Last week, Palestinian activist Vittorio Arrigoni was abducted by Jama'at al-Tawhid wal-Jihad members in Gaza. They posted a video online saying he'd be killed unless their rival Hamas, the Islamist group that controls Gaza, released Salafis in prison. Within hours, though, he was dead. The group, sometimes called Tawhid and Jihad, later denied kidnapping and killing Arrigoni, who was originally from Italy. The Associated Press explained that "Hamas itself is a fundamentalist Islamic group, but it faces challenges from even more extremist offshoots of Islam." They later changed it. I'm not sure what, exactly, is meant by "fundamentalist" or how the two groups differ, exactly. The New York Times wrote that "after years of championing the Palestinian cause, the 36-year-old Mr. Arrigoni apparently died at the hands of a fringe group of Palestinians, inspired by Al Qaeda, that was seeking the release of a local Islamist leader."

So what do we know about these Salafis? Here's some info from Voice of America:

Gaza journalist Mohamed Dawas, reporting for VOA, says Hamas condemned the killing and made arrests.

"They described it to be a terrible crime that is against our religion, against our morals," said Dawas. "This crime, they said, does not reflect the reality of what's on the ground in Gaza [regarding] security and order."

Hamas has been battling the Salafists in Gaza for months. The Salafists accuse Hamas, which the U.S. considers a terrorist organization, of being too moderate for failing to impose strict Islamic law and not using more force against Israel.

Beverley Milton-Edwards is a specialist in Palestinian Islamist groups at Queens University Belfast. She says the Salafist groups present the biggest domestic threat to Hamas.

"They have engaged in such kidnapping attacks on foreigners," said Milton-Edwards. "What they want the Hamas government to do is to become a very fundamentalist form of government, and that means that the Hamas government should become more like al-Qaida and should have nothing to in terms of temporal matters such as cease-fires with a group or a nation that's regarded as an enemy such as Israel and the Jewish people."

Salafists have been accused of attacking Internet cafes and calling for the expulsion of Christians.

I would love to learn more about what all this means. I mean, if Fatah isn't radical enough for Hamas. And Hamas isn't radical enough for Tawhid and Jihad, what's happening to the Palestinians who find all of them too radical?

Salafis are also on the rise in Egypt. The New York Times had a captivating, and somewhat terrifying, story and slide show about the group's growing influence. The Times writes that Salafis are embracing democratic votes as a way to further inculcate Islamic practices. First and foremost, we learn, they want to strengthen the second amendment of Egypt's Constitution "which enshrines Shariah, or Islamic law, as the main source of Egyptian law."

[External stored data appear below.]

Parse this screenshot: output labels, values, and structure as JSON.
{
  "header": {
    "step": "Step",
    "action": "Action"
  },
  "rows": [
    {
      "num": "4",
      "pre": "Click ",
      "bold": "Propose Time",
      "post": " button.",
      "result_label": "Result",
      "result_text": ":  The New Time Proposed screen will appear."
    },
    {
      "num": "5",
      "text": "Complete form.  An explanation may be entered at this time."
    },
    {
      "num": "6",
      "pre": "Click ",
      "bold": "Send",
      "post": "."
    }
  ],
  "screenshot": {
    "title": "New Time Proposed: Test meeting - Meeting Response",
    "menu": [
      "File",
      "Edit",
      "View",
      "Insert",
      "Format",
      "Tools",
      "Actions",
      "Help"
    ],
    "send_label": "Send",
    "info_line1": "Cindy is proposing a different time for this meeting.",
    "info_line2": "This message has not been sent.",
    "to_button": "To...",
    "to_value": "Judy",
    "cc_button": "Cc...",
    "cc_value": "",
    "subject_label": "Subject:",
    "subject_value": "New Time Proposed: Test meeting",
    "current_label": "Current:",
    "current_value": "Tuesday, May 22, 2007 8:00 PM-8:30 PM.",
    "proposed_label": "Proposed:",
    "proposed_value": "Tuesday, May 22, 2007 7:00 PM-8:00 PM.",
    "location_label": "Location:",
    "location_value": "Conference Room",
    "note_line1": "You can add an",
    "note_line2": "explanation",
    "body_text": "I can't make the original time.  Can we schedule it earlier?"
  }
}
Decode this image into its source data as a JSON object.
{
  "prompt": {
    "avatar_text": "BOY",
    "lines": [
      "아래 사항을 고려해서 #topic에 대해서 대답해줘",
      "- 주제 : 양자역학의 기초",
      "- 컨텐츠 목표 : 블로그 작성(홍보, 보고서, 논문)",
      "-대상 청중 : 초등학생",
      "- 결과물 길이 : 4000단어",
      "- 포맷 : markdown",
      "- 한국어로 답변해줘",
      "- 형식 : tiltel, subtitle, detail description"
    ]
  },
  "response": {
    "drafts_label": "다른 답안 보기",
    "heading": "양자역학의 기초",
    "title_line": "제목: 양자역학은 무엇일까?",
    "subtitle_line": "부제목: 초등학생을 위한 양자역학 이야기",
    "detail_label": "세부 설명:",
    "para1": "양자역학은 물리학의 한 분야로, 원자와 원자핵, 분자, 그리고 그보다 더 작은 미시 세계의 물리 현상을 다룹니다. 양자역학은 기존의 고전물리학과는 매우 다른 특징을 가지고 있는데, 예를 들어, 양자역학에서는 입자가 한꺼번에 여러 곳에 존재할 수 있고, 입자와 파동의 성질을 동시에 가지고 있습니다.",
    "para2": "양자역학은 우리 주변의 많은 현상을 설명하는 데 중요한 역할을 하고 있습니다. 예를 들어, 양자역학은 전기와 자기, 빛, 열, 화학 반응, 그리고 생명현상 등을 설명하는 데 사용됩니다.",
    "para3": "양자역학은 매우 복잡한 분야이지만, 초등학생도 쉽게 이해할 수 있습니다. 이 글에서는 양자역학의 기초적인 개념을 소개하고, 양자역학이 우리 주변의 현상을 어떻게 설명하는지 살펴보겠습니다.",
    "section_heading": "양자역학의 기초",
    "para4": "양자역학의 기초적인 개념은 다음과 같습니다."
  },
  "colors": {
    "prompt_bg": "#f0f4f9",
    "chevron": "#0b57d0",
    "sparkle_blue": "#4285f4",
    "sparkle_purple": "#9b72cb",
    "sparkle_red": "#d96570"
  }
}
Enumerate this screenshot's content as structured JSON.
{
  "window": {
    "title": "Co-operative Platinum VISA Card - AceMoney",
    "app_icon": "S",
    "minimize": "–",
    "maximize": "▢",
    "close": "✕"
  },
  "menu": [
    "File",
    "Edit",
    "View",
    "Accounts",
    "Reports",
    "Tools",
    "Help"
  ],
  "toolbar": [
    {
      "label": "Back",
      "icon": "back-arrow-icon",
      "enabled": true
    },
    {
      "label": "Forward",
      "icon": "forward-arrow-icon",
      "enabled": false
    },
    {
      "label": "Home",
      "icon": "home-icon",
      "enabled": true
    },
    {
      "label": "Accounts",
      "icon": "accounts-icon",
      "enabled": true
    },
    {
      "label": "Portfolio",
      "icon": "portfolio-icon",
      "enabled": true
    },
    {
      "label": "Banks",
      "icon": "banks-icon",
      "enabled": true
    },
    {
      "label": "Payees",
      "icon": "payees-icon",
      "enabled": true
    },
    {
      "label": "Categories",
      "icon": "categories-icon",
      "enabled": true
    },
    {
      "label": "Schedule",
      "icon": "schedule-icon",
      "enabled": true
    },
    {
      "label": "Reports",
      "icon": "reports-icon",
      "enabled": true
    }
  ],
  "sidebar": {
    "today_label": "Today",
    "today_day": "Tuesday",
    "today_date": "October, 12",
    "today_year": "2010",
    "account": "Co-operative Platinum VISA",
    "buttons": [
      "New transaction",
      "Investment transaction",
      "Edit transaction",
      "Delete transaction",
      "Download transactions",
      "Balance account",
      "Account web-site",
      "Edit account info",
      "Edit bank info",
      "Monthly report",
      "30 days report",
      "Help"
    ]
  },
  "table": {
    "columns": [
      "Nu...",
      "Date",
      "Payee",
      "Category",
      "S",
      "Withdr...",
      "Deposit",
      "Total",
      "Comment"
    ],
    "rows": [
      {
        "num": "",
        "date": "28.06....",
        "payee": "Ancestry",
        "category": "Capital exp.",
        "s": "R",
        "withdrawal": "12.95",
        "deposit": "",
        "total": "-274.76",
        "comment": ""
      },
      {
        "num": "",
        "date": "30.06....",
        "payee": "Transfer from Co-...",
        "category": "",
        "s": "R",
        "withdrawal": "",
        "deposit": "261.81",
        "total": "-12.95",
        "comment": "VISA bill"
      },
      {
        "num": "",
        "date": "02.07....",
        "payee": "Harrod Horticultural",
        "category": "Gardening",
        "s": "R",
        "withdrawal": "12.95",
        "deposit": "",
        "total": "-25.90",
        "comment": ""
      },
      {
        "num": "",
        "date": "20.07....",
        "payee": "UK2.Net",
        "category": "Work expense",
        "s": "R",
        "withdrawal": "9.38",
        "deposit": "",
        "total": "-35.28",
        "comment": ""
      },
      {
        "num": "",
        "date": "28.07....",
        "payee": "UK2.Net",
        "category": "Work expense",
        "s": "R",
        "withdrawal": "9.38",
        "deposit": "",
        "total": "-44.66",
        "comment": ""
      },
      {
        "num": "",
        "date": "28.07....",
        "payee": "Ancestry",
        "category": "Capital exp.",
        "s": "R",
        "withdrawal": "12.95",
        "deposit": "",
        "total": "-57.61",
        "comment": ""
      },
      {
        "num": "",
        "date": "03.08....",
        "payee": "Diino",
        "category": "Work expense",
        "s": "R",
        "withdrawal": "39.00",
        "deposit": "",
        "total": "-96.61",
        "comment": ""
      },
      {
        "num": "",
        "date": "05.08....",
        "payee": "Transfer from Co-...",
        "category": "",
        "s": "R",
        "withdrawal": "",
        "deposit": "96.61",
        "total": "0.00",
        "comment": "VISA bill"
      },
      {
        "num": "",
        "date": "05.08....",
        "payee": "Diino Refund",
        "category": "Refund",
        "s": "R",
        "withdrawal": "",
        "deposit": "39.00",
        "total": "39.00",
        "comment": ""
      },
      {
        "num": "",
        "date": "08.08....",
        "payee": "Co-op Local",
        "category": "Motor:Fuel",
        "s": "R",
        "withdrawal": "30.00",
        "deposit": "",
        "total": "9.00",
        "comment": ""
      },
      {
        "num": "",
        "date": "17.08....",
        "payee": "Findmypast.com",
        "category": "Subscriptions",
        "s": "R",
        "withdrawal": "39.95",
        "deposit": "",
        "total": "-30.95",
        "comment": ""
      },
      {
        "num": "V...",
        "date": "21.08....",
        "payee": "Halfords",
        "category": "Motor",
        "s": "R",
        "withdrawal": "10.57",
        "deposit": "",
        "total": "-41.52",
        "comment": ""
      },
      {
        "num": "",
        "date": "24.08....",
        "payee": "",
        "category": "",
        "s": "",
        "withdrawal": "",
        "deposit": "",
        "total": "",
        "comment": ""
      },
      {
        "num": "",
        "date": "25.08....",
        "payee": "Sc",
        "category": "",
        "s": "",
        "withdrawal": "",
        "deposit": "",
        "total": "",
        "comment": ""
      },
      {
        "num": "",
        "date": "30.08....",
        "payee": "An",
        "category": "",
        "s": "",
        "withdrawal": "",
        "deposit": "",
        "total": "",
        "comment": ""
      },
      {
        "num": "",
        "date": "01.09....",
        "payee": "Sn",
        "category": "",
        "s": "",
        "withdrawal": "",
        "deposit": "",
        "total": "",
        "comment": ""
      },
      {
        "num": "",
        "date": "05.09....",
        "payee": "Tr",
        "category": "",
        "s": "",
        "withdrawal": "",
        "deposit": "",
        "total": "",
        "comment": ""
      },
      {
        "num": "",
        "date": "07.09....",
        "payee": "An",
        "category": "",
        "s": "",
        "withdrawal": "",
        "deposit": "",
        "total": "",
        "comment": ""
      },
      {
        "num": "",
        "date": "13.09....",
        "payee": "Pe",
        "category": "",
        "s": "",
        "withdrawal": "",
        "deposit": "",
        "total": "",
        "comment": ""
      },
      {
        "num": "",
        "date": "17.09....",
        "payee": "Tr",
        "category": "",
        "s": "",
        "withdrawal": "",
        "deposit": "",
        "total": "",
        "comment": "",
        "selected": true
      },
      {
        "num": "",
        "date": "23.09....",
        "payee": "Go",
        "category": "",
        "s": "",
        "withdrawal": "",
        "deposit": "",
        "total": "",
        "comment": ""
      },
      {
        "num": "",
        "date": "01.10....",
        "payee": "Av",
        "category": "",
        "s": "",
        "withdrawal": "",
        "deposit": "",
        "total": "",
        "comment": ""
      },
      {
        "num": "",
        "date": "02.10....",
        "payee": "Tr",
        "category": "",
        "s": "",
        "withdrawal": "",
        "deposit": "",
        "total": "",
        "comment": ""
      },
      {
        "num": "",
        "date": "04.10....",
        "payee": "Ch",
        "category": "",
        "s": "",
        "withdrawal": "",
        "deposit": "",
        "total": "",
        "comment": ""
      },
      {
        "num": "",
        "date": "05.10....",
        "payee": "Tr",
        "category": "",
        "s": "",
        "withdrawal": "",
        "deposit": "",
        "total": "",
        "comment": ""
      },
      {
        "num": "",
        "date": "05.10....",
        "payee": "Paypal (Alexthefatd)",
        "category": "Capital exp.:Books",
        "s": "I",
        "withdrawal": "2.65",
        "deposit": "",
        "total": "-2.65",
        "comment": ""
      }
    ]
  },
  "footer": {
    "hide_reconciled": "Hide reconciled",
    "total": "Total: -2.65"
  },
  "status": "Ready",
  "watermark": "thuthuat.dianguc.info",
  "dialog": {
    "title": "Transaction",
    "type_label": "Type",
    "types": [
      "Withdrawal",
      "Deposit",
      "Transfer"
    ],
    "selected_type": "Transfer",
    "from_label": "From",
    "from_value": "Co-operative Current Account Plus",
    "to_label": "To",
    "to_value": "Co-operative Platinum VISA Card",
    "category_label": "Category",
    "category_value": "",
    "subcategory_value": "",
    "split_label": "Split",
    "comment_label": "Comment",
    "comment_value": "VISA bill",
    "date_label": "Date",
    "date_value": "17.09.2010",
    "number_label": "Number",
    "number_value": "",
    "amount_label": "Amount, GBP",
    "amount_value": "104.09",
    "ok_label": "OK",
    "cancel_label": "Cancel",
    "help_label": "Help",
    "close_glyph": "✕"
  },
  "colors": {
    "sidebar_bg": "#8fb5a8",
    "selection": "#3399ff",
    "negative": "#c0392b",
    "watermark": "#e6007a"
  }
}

But mostly I wanted to highlight this coverage to get back to an article that's been in my guilt file for a few weeks. The New York Times' Andrea Elliott wrote a profile of Yasir Qadhi, a Salafi in America who -- after having more than a few students and associates become terrorists -- says he's seen the light and is moderating. Now neither side of the "should jihad include terrorism" divide seem terribly happy. One's suspicious and the other thinks he's a sell out. The article is long and interesting -- too long to excerpt meaningfully here -- and shows why Salafiya is so attractive to some young radicals. If you're interested in the topic, and the doctrines that drive Salafis, you definitely want to check it out.